Music is both an art and a science, but no one has ever discovered why we make “make music” and how it started. There are a lot of theories, so take your choice.

One perception is that music is not a perception at all; but is merely a sort of “natural drug” that puts us into a “Twilight Zone” where, as the TV series stated “you enter a dimension not only of sight and sound, but of mind”.

The specific nature of music itself is arbitrary, but influenced by culture; which is why one culture’s music is often different than another culture’s music; but anyone in any culture can individually decide what music they accept and what music they reject as a personal as well as a cultural choice.

Music is an extension of speech, without really needing speech itself to make the connection. Music has its own highly regulated forms of expression; and like spoken words, they can trigger different emotions.

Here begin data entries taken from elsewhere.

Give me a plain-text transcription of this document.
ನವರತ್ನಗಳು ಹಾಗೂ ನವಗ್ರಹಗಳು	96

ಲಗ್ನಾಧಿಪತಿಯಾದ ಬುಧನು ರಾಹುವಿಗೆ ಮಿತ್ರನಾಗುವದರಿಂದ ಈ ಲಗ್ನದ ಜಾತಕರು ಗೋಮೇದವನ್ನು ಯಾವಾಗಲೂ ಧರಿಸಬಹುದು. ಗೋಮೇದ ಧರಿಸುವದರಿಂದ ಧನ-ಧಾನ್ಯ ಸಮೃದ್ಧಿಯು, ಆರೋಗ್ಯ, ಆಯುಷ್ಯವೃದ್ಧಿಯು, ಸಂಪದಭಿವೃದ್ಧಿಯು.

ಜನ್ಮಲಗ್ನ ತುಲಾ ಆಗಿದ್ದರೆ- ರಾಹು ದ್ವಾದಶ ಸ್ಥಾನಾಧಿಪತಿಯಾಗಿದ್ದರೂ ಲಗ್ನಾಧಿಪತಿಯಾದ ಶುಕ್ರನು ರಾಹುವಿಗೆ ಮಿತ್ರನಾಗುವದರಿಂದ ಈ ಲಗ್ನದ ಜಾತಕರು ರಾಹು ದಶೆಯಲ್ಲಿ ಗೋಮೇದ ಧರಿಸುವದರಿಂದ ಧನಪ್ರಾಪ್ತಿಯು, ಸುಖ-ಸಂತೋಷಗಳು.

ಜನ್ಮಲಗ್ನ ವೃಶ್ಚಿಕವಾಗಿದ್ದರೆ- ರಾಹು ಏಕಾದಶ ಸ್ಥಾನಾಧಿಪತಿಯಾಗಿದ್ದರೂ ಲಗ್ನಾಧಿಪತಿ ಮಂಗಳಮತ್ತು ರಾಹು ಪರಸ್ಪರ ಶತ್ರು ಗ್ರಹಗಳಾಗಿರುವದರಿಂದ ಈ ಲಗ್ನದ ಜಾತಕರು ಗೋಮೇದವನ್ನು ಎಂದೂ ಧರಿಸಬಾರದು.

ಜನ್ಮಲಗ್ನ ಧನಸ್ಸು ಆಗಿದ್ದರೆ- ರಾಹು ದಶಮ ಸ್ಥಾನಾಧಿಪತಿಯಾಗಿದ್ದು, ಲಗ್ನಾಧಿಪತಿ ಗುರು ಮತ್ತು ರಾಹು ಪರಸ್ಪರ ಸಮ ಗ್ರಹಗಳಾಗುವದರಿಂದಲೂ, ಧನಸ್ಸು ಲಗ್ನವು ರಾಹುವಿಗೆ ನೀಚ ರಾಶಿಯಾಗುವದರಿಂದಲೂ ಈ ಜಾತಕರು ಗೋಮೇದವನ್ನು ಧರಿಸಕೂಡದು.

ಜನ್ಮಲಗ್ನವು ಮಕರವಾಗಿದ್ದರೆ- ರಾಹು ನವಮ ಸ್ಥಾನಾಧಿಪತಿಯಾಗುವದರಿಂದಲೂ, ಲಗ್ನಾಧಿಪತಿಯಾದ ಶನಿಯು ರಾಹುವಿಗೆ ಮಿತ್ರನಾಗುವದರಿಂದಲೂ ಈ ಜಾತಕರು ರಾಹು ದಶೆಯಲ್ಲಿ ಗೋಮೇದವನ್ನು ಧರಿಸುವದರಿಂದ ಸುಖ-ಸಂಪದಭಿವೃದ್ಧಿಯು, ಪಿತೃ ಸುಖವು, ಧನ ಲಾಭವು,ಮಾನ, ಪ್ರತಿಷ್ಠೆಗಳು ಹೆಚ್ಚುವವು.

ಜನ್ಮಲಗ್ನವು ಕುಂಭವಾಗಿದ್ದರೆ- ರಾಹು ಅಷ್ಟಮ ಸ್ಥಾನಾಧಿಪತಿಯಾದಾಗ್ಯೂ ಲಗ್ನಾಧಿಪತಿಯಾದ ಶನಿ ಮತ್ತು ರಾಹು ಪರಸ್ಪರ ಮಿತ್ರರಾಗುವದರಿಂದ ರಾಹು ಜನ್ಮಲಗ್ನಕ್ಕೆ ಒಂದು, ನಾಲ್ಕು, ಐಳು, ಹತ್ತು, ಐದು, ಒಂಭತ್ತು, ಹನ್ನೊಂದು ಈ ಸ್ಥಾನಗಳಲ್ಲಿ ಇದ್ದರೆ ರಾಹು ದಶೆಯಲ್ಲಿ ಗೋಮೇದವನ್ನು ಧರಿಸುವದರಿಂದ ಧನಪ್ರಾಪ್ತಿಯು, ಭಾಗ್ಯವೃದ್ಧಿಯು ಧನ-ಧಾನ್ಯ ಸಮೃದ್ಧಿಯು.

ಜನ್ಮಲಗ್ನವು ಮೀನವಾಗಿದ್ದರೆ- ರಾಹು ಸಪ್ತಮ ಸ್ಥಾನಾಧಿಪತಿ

Politicians have always known that linking political rhetoric with music adds and enhances recognition and impact. Who can hear “Happy Days Are Here Again” and not think of FDR or the Horst-Wessel-Lied with Hitler and his Storm Troopers?

Music is not just an intellectual and political tool, but a physical exercise as well. Could we ever have created dance or sing without some form of music? Its element of rhythm and Music is far more “addictive” than speech: otherwise why would most people prefer to attend a concert than a lecture?

Music in itself is a language that needs no words, because music is the only “language” that anyone can understand without understanding or saying a word. Music ignores language, and thus breaks down barriers.